Opinion
No. 06-72533.
This panel unanimously finds this case suitable for decision without oral argument. See Fed.R.App.P. 34(a)(2).
Filed July 20, 2007.
Winiata Ropere Tewhetu Shortland, Castro Valley, CA, pro se.
Ronald E. Lefevre, Chief Counsel, Office of the District Counsel, Department of Homeland Security, San Francisco, CA, Hillel Smith, U.S. Department of Justice, Civil Div./Office of Immigration Lit., Washington, DC, for Respondent.
On Petition for Review of an Order of the Board of Immigration Appeals. Agency No. A77-431-901.
Before: LEAVY, THOMAS, and BERZON, Circuit Judges.
MEMORANDUM
This disposition is not appropriate for publication and is not precedent except as provided by 9th Cir.
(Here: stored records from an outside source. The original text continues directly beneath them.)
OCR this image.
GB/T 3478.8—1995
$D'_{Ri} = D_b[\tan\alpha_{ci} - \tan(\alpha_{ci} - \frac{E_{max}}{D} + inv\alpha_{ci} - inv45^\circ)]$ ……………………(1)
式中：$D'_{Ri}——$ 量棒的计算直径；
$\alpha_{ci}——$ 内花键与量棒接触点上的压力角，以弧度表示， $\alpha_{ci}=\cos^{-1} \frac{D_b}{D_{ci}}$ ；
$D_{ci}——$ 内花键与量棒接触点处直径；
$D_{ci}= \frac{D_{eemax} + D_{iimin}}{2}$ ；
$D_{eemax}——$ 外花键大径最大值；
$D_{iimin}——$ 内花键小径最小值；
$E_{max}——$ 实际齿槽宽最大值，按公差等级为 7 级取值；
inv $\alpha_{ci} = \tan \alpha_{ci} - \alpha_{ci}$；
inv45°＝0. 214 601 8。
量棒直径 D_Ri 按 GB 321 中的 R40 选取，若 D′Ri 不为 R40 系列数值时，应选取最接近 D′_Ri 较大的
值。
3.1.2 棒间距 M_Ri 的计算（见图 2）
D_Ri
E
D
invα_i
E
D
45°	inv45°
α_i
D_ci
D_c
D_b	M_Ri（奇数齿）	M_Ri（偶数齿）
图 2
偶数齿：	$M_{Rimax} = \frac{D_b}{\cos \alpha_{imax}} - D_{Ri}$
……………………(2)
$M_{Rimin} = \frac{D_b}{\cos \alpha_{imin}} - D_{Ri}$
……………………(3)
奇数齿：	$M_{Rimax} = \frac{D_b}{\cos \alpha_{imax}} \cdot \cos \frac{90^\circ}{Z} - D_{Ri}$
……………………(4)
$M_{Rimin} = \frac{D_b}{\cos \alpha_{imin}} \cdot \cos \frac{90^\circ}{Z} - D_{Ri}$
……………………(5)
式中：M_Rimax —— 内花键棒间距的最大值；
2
R. 36-3.
Winiata Ropere Tewhetu Shortland, a native and citizen of New Zealand, petitions for review of the Board of Immigration Appeals' ("BIA") decision affirming the ruling of an Immigration Judge ("IJ") denying his application for asylum, withholding of removal, and relief under the Convention Against Torture ("CAT"). We have jurisdiction under 8 U.S.C. § 1252.
Where, as here, the BIA reviews the IJ's decision de novo, our review is limited to the BIA's decision. See Ochoa v. Gonzales, 406 F.3d 1166, 1169 (9th Cir. 2005). We review the agency's decision for substantial evidence, see Gu v. Gonzales, 454 F.3d 1014, 1018 (9th Cir. 2006), and we deny the petition.
Substantial evidence supports the BIA's denial of asylum because there is no evidence in the record that Tewhetu Shortland suffered any harm on account of a protected ground. See INS v. Elias-Zacarias, 502 U.S. 478, 481-84, 112 S.Ct. 812, 117 L.Ed.2d 38 (1992).
Because Tewhetu Shortland failed to satisfy the lower standard of proof for asylum, he necessarily failed to satisfy the more stringent standard for withholding of removal. See Mansour v. Ashcroft, 390 F.3d 667, 673 (9th Cir. 2004).
Finally, substantial evidence supports the BIA's denial of Tewhetu Shortland's CAT claim because he did not show that it was more likely than not that he would be tortured if he returned to New Zealand. See Malhi v. INS, 336 F.3d 989, 993 (9th Cir. 2003).